1. The Policy Is Not Just “Insurance”
A medical insurance policy sold as an investment-linked plan actually consists of three separate components:
1. The Investment Account
This is the fund into which part of the premium is placed and invested.
2. The Insurance Charges
These are monthly charges deducted to pay for:
life insurance (if any), and
the medical rider (hospitalisation and surgery).
3. The Medical Benefits
These are the hospital and medical bills payable only if the policy remains in force.
Crucially, the medical benefits are not paid directly by the premium, but are funded by deductions from the investment account.
2. The Water Bucket Analogy (Investment Value)
Think of the investment value as a bucket of water.
Every month, the premium adds some water into the bucket.
Every month, insurance charges remove water from the bucket.
As long as water going in ≥ water coming out, the bucket stays full and the policy continues.
Once water coming out > water going in, the bucket empties. When the bucket is empty:
the policy lapses, and
medical coverage stops, regardless of how long premiums were previously paid.
3. The Engine Analogy (Medical Charges)
Now think of the medical rider as an engine that consumes fuel (money).
• When the insured person is young, the engine is small and fuel consumption is low.
• As age increases, especially after 65, the engine becomes much larger.
• After 70, the engine becomes extremely fuel-hungry.
This increase is exponential, not linear.

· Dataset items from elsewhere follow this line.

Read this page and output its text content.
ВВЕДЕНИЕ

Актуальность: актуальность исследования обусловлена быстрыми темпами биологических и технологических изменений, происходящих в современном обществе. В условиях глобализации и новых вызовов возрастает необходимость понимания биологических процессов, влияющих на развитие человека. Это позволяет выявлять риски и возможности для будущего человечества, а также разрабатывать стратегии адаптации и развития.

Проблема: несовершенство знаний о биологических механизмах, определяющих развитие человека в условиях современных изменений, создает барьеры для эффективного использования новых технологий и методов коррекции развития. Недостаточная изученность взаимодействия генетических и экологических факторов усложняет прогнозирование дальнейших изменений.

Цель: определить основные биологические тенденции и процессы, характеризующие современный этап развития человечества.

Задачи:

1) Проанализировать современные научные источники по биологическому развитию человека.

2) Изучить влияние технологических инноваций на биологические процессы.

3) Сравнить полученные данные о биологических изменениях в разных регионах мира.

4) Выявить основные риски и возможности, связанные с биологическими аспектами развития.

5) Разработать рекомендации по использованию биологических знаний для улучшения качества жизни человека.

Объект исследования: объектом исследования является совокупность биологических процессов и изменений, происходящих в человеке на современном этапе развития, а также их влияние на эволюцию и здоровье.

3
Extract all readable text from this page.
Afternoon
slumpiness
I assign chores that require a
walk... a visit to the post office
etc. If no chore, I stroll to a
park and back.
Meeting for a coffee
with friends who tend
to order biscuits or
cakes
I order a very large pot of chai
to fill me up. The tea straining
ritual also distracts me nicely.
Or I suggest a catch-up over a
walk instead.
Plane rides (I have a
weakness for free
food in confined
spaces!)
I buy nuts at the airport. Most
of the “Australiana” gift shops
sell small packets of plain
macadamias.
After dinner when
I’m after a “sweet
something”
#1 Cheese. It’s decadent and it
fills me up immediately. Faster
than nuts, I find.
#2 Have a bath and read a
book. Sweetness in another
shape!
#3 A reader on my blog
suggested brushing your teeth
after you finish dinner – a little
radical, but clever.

For example:
• At age 60: the engine may consume RM300 – RM400 per month.
• At age 70+: the engine may consume RM1,200 – RM2,000 per month or more.
If the bucket is not large enough, it will be drained very quickly.
4. Why the Policy “Worked” for Many Years
Most policyholders believe: “I paid for many years, so the policy should last.” This belief is understandable – but incorrect.
The policy worked earlier because:
• charges were relatively low;
• the investment bucket was filling faster than it was draining.
The policy fails later because:
• charges rise exponentially with age;
• investment value is depleted faster than it can be replenished.
This outcome is structural, not accidental.
5. Why the Insurer Can Still Be Profitable
Policyholders often ask: “How can the insurer say my policy is depleted when the company reports profits and pays dividends?”
The answer is that these are separate pools of money:
• Shareholder profits and dividends belong to the insurer.
• Investment value inside the policy belongs to the policyholder.
• The insurer is not permitted to use shareholder profits to subsidise individual policy losses.
Thus, an insurer can be profitable while an individual policy becomes unsustainable.
6. The Critical Disclosure Issue
The legal and practical issue is not whether repricing is allowed, but whether the policyholder was clearly informed at the outset that:
medical charges increase exponentially with age;
late entry (e.g. age 58 and above) significantly increases sustainability risk;
the illustrated premium may never realistically sustain post-70 medical costs;
the policy may lapse even if premiums are continuously paid.
In many cases, these implications are not clearly explained in plain language, even though they might exist in fine print.
7. The Key Takeaway
Medical insurance under an investment-linked structure is not “pay and forget” insurance. It is:
a fund-dependent system,
driven by age-based cost escalation,
highly sensitive in the later years of life.
Once the engine becomes too large for the bucket, no amount of past premium payments can prevent depletion unless additional funds are injected.
Final Note
Understanding this structure is essential for making informed decisions – whether to continue, restructure, or exit a policy. The issue is not consumer ignorance, but product complexity combined with inadequate explanation at the point of sale.